Even though we do not trust that the AvgPoints estimate (0.155) is statistically significant, just as an example we are going to interpret it any way. We transform it first – round(((exp(coef(Bird)) - 1)) *100, 3) – to turn it into a percent change. The transformed estimate is 16.7 percent which means that if teams scoring average increases by 1 percent there chances of making the playoffs in 2019 increase by 16.7 percent. But this estimate is insignificant so we assume that their changes will actually increase by 0 percent.

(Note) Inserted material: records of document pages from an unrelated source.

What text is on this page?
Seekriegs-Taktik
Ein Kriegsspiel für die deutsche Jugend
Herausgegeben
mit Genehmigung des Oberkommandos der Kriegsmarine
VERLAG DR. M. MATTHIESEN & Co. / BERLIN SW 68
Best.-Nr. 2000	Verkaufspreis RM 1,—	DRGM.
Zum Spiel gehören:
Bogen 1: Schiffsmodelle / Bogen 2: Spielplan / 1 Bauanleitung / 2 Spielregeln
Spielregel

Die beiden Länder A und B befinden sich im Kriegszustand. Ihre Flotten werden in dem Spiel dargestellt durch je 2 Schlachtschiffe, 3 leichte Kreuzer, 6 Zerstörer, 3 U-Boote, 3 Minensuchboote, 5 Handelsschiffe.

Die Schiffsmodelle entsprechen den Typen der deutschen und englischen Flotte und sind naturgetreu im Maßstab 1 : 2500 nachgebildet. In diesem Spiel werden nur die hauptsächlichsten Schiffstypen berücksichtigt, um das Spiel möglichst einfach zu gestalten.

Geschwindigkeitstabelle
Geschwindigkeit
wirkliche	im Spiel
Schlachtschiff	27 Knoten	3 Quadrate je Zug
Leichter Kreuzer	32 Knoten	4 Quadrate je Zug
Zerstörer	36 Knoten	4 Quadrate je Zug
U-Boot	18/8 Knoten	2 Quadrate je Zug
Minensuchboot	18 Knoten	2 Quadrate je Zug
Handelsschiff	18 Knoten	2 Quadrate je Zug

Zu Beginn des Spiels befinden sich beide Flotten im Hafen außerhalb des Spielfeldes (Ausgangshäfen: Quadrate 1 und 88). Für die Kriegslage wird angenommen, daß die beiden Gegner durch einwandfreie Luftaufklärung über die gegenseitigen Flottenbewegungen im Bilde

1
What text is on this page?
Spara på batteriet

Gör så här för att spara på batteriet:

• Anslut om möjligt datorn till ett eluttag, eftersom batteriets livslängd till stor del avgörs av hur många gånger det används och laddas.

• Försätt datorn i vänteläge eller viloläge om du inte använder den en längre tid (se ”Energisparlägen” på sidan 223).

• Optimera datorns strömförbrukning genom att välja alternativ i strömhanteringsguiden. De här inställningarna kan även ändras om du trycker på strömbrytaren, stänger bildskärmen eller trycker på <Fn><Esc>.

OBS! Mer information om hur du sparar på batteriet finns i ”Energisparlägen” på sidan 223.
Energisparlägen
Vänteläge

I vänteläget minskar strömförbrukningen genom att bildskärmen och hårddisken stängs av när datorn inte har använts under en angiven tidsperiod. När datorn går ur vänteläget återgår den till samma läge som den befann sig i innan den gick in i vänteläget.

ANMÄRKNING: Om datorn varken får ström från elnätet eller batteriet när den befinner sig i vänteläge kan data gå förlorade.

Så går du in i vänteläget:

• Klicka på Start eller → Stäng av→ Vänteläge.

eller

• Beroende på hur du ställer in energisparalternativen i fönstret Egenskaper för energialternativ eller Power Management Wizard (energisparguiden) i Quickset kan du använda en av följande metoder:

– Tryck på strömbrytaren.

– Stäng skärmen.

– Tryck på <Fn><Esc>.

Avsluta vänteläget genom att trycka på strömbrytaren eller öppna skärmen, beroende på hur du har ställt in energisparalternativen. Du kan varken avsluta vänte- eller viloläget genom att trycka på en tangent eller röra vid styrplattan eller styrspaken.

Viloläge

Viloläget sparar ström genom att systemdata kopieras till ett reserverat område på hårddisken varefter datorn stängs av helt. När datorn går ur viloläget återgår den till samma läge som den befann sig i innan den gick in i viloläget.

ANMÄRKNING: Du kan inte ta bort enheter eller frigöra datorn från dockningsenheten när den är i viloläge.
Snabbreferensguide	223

How accurate did the model predict playoff and non-playoff teams? If predicted correctly 8 non-playoff teams, and it predicted correctly 11 playoff teams. Of course only 16 team can make the playoff so that is a problem. In general this is not a very good model, it is 63.3 percent accurate (19 /30) which might seem good until you realized that just by chance you should at least be 50 percent accurate.
The last table shows actually playoff and non-playoff teams and their predictions. Of the six teams that were estimated to make the playoff but actually did not, their defensive ranking were 17 - Charlotte, 21 - LA Lakers, 23- Minnesota, 24 - Cleveland, 27- New Orleans, and 29 - Washington. Evidently, making the playoffs takes more than just scoring lots of points.